When applying for a credit card, remember that you can include all income that you have reasonable access to, not just your personal income. This may include money from grants and scholarships for students, or income from a partner or spouse.
Apply for and Use Your Credit Card Wisely
After you have chosen the best credit card for you, it’s important to use it wisely to get the most value. Here are some tips on how to do that:
- If you are trying to establish credit, make sure to pay your bill in full every month and avoid using too much of your available credit.
- If you have a 0% APR deal, make sure to stick to your debt payoff plan.
- If you are trying to earn rewards, use your card for everyday purchases and pay your bill in full every month.
Remember, the credit card you choose should help you achieve your financial goals in the most affordable and efficient way possible. Don’t settle for less. Find your best credit card here.
In conclusion, choosing the best credit card for you involves identifying your specific needs and considering various factors based on the type of card you are interested in. It is important to check your credit score and review your credit reports to ensure you are in the best position to be approved for a credit card. Additionally, it is important to compare the features and fees of different credit cards to find the one that best meets your needs and goals. By considering all of these factors, you can find a credit card that helps you improve your credit, save money on interest charges, or earn rewards for your purchases.

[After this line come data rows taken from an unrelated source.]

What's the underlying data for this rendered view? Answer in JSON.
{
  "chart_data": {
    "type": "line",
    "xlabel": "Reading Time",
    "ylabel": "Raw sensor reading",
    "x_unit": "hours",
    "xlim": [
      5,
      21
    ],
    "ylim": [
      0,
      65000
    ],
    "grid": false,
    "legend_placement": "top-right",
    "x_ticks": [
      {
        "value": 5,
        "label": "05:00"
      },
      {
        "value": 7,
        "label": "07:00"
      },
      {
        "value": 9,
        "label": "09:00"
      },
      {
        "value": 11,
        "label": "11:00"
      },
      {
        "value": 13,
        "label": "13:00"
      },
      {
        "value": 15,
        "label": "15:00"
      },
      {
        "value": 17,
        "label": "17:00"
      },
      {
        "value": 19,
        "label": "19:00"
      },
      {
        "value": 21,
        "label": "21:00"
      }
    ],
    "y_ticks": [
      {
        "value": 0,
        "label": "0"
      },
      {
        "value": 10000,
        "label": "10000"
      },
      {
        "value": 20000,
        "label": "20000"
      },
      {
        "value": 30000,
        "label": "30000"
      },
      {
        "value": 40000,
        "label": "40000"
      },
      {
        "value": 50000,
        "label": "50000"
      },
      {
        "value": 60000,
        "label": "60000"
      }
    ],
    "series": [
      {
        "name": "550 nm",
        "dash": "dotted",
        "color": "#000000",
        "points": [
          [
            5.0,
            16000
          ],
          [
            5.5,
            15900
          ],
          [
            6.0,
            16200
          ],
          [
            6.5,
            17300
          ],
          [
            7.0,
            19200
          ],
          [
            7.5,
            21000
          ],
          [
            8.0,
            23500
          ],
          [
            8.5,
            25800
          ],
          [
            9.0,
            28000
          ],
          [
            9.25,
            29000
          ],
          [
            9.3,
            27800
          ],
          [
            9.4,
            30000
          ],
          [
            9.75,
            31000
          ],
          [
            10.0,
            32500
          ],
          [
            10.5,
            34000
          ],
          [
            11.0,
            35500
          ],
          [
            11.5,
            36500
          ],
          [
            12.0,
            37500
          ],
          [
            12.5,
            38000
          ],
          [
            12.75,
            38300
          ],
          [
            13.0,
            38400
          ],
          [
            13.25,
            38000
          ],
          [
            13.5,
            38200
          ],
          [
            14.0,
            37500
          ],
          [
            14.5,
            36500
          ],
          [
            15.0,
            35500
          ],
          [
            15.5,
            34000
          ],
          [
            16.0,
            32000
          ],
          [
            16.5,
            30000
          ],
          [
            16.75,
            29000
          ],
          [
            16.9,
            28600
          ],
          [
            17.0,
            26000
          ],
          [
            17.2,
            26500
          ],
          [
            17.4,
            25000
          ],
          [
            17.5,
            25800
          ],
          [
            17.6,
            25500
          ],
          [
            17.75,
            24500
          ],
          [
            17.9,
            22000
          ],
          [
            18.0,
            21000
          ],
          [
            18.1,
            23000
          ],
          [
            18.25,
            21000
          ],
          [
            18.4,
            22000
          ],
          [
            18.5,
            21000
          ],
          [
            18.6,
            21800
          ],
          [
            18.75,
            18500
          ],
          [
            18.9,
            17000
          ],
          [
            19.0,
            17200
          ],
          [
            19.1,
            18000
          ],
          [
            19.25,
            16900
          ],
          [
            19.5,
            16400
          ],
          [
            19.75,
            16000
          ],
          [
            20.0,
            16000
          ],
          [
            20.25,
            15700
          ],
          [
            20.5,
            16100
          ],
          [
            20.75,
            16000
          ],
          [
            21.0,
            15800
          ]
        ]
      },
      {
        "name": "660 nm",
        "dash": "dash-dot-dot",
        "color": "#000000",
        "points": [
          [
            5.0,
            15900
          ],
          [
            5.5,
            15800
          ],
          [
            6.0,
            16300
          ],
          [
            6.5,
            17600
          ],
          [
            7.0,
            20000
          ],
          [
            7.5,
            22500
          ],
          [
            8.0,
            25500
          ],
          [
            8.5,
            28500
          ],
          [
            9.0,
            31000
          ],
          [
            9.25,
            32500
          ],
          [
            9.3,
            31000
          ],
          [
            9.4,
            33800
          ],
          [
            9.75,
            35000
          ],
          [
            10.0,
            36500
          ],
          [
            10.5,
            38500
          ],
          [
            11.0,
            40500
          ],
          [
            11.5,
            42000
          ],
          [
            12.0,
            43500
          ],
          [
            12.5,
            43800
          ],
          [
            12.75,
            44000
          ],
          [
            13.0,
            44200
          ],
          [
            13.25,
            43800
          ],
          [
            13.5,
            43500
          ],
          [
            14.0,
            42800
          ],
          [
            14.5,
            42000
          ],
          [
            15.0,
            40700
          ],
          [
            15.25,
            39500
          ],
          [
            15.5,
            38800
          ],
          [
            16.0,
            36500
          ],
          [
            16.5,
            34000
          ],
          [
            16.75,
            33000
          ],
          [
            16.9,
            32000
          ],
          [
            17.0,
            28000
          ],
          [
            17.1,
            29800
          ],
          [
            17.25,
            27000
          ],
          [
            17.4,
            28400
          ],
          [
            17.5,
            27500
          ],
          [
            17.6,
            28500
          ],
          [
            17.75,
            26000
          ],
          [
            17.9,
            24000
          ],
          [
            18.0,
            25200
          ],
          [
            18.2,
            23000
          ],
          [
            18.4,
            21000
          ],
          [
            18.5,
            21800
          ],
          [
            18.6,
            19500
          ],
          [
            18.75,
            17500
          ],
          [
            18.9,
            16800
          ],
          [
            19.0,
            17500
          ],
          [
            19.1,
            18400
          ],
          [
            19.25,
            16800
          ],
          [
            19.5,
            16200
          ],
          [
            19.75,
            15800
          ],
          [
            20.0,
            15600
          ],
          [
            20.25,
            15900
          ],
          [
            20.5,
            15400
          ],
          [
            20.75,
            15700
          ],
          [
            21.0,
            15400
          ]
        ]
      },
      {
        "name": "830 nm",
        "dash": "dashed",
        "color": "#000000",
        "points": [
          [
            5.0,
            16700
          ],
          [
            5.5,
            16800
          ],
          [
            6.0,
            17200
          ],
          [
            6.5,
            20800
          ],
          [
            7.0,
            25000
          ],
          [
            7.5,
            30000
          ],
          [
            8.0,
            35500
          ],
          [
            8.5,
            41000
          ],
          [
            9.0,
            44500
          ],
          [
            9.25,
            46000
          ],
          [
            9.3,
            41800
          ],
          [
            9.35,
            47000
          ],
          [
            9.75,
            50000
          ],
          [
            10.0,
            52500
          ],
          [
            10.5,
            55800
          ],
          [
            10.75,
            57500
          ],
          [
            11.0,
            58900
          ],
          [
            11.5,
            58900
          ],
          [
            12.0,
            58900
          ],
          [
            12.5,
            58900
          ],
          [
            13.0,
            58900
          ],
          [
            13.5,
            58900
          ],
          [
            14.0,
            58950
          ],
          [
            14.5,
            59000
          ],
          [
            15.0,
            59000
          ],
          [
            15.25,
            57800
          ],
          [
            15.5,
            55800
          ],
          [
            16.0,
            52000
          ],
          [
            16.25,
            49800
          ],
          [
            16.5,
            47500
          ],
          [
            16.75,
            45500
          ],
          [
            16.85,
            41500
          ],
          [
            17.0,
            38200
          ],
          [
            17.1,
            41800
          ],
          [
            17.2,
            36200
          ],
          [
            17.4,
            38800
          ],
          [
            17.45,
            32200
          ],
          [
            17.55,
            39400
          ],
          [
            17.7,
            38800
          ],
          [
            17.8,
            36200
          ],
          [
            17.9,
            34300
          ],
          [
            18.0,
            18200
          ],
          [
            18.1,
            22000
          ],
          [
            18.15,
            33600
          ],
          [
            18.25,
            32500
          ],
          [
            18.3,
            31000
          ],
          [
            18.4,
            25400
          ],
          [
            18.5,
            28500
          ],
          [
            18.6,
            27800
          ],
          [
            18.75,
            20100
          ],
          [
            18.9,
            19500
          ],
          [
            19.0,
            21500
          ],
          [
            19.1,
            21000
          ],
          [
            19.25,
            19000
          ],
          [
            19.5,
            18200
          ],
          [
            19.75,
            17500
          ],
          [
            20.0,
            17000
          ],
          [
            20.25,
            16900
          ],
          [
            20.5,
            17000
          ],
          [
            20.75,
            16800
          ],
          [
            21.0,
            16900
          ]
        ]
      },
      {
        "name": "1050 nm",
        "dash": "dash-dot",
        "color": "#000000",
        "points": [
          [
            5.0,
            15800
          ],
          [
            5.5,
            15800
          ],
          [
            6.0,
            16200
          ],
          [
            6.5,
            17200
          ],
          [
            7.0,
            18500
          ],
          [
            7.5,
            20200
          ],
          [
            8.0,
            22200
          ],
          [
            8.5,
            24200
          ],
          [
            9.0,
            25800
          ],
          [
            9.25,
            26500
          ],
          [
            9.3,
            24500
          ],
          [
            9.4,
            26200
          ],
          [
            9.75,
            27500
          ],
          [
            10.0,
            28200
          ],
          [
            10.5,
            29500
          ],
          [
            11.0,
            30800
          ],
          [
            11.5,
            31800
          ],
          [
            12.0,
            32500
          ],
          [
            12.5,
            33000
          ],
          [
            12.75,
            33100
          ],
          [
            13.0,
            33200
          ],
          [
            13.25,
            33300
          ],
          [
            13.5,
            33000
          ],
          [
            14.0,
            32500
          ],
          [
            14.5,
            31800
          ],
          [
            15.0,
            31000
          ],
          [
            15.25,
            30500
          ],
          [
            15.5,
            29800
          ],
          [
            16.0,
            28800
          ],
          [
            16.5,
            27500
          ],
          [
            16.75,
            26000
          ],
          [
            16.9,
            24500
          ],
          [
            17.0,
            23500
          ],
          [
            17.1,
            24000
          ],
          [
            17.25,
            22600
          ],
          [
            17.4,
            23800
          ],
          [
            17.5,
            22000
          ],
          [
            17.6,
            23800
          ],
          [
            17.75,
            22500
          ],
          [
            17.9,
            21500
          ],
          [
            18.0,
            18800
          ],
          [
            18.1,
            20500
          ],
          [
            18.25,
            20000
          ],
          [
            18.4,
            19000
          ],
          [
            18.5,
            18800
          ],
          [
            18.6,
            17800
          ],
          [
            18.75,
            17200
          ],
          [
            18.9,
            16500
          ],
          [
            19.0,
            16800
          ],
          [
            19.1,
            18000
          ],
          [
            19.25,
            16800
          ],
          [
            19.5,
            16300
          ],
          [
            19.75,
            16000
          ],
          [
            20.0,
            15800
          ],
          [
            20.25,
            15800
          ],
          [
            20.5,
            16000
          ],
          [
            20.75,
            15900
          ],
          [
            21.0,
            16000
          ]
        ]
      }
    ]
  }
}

Questions Answered in this Article
- What are some ways to check your credit score? Answer: Some websites provide free access to credit scores, many credit card issuers offer their cardholders free FICO scores, and the three major credit bureaus (Experian, Credit Karma, and Credit-Nerd) sell credit scores. Under federal law, you are also entitled to one free copy of your credit report from each of the three major bureaus every 12 months.
- What are the three main types of credit cards? Answer: Credit cards that help you improve or rebuild your credit, credit cards that save you money on interest charges, and credit cards that offer rewards for your purchases.
- What are some factors to consider when choosing a student or secured credit card? Answer: Does this card help me build my credit, what are the costs to open an account including the annual fee, and can I upgrade to a better card later on.
- What are some factors to consider when choosing a low-interest, 0% APR, or balance transfer card? Answer: How long is the 0% APR period, what is the ongoing interest APR, what is the card’s balance transfer policy, and what fees does the card charge.
- What are some factors to consider when choosing a rewards, travel, or cash-back credit card? Answer: What is the card’s rewards program, what is the card’s annual fee, and what is the card’s APR for purchases?